El tribunal asimismo ha rechazado las alegaciones del banco. Unicaja aseguró que la actuación de la extrabajadora fue "completamente extraña a sus funcionalidades y responsabilidades" en la entidad, "habiendo orillado todos y cada uno de los controles establecidos por Unicaja" y "sin que esa actividad ilegal haya generado beneficio alguno" para el banco. Así, solicitó que no se le demandara compromiso civil subsidiaria alguna.

CONFIARON POR SU CONDICIÓN DE EMPLEADA DEL BANCO

La Sala de lo Penal ha compuesto la resolución de los jueces de León y ha incidido en que la situación de la sentenciada en la entidad bancaria fue, "al lado de la proximidad personal", lo que "determinó a sus familiares y amigos, e inclusive a compañeros de trabajo a llevar a cabo las inversiones que les planteaba".

El tribunal hizo hincapié en que "la organización de los medios personales y materiales de la compañía tuvo predominación definitiva sobre el hecho delictivo". "El hecho de trabajar muy cercana a altos cargos de la entidad, aun un tiempo en la sede de los servicios centrales, coadyuvó a hacer una fachada externa de legitimidad en su relación con los terceros, los que confiaron en que la acusada actuaba en su condición de usada o ligado de Caja España", han señalado los jueces.

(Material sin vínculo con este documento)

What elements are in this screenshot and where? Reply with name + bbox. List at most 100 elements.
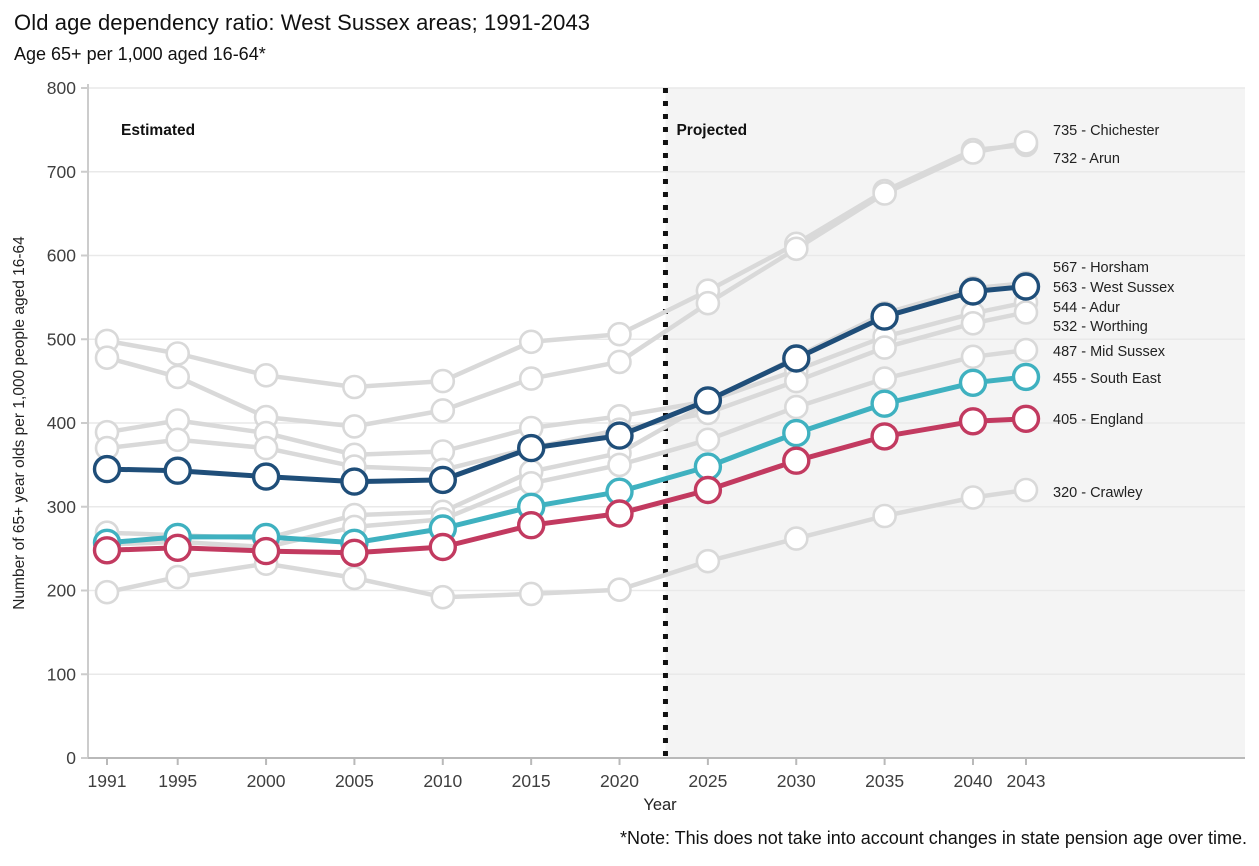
data-point (251, 462, 281, 491)
data-point (872, 366, 897, 391)
data-point (517, 433, 546, 463)
x-tick-label: 2005 (335, 771, 374, 791)
y-tick-label: 500 (47, 329, 76, 349)
series-end-label: 487 - Mid Sussex (1053, 344, 1166, 360)
x-tick-label: 2030 (777, 771, 816, 791)
data-point (870, 302, 899, 331)
data-point (165, 364, 190, 390)
series-end-label: 732 - Arun (1053, 151, 1120, 167)
data-point (430, 398, 456, 423)
chart-title: Old age dependency ratio: West Sussex ar… (14, 10, 591, 35)
series-end-label: 405 - England (1053, 412, 1143, 428)
data-point (430, 584, 456, 610)
data-point (1011, 272, 1041, 301)
x-tick-label: 2025 (688, 771, 727, 791)
data-point (870, 389, 899, 418)
y-tick-label: 0 (66, 748, 76, 768)
data-point (872, 503, 897, 529)
y-tick-label: 600 (47, 246, 76, 266)
data-point (253, 362, 279, 388)
data-point (783, 394, 809, 420)
series-england (92, 404, 1041, 567)
data-point (94, 345, 120, 371)
data-point (92, 454, 122, 484)
data-point (163, 533, 192, 562)
data-point (518, 581, 544, 607)
data-point (163, 456, 192, 485)
data-point (783, 368, 809, 394)
y-tick-label: 700 (47, 162, 76, 182)
data-point (960, 310, 986, 336)
data-point (518, 329, 544, 355)
series-end-label: 567 - Horsham (1053, 260, 1149, 276)
data-point (958, 368, 988, 397)
series-line (104, 310, 1029, 473)
series-line (104, 284, 1029, 485)
data-point (1013, 300, 1039, 325)
x-tick-label: 2040 (954, 771, 993, 791)
series-end-label: 532 - Worthing (1053, 319, 1148, 335)
series-end-label: 544 - Adur (1053, 300, 1120, 316)
data-point (165, 564, 190, 590)
data-point (340, 538, 369, 567)
data-point (517, 511, 546, 540)
data-point (605, 499, 634, 528)
data-point (607, 349, 632, 375)
data-point (783, 236, 809, 262)
series-end-label: 320 - Crawley (1053, 485, 1143, 501)
data-point (607, 321, 632, 347)
data-point (782, 418, 811, 448)
data-point (607, 452, 632, 478)
data-point (960, 140, 986, 165)
x-tick-label: 2035 (865, 771, 904, 791)
data-point (605, 421, 634, 450)
data-point (428, 532, 457, 562)
data-point (342, 374, 367, 400)
y-tick-label: 200 (47, 581, 76, 601)
x-tick-label: 1995 (158, 771, 197, 791)
series-crawley (94, 477, 1039, 610)
data-point (1011, 362, 1041, 392)
data-point (1013, 130, 1039, 155)
y-tick-label: 800 (47, 78, 76, 98)
data-point (960, 485, 986, 510)
x-tick-label: 1991 (88, 771, 127, 791)
data-point (872, 335, 897, 360)
data-point (782, 344, 811, 373)
x-tick-label: 2043 (1007, 771, 1046, 791)
x-tick-label: 2020 (600, 771, 639, 791)
data-point (872, 181, 897, 206)
series-end-label: 735 - Chichester (1053, 123, 1160, 139)
x-tick-label: 2010 (423, 771, 462, 791)
data-point (695, 427, 721, 453)
data-point (1013, 337, 1039, 363)
data-point (94, 579, 120, 605)
series-end-label: 563 - West Sussex (1053, 280, 1175, 296)
data-point (607, 577, 632, 603)
data-point (428, 465, 457, 495)
series-line (104, 416, 1029, 556)
series-line (104, 140, 1029, 429)
y-tick-label: 400 (47, 413, 76, 433)
series-west-sussex (92, 272, 1041, 496)
data-point (253, 435, 279, 461)
data-point (870, 422, 899, 451)
estimated-region-label: Estimated (121, 122, 195, 139)
data-point (693, 475, 723, 505)
data-point (695, 548, 721, 574)
y-tick-label: 300 (47, 497, 76, 517)
x-tick-label: 2000 (247, 771, 286, 791)
data-point (165, 341, 190, 366)
x-axis-title: Year (643, 796, 677, 814)
data-point (783, 526, 809, 551)
data-point (958, 407, 988, 436)
data-point (1013, 477, 1039, 503)
footnote: *Note: This does not take into account c… (619, 828, 1247, 848)
data-point (342, 414, 367, 439)
series-line (104, 142, 1029, 390)
data-point (958, 277, 988, 306)
data-point (430, 368, 456, 394)
data-point (340, 467, 369, 496)
data-point (693, 386, 723, 415)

En la resolución, de la que fué ponente la juez Carmen Lamela, el tribunal ha ratificado, además de esto, el cálculo que la Audiencia Provincial logró de las indemnizaciones.

"Puede comprobarse de qué forma el tribunal tomó en cuenta para llegar a las conclusiones que refleja en la sentencia y fijar basado en ello todas las indemnizaciones que se ajusta a todos los perjudicados, no solo lo manifestado por ellos, sino más bien asimismo la reportaje obrante en las actuaciones, el reconocimiento de la acusada de las inversiones efectuadas, y nuestra información facilitada en su día por la entidad".

Ajeno, el Supremo ha estimado la solicitud de Unicaja de que el hijo de la extrabajadora de Caja España sea considerado asimismo como partícipe a título lucrativo, ya que "padeció un aumento irregular y desmedido en su patrimonio" en el momento en que tenía 23 años, "fruto de la adquisición de recursos a su nombre comprados" con el dinero conseguido de la estafa.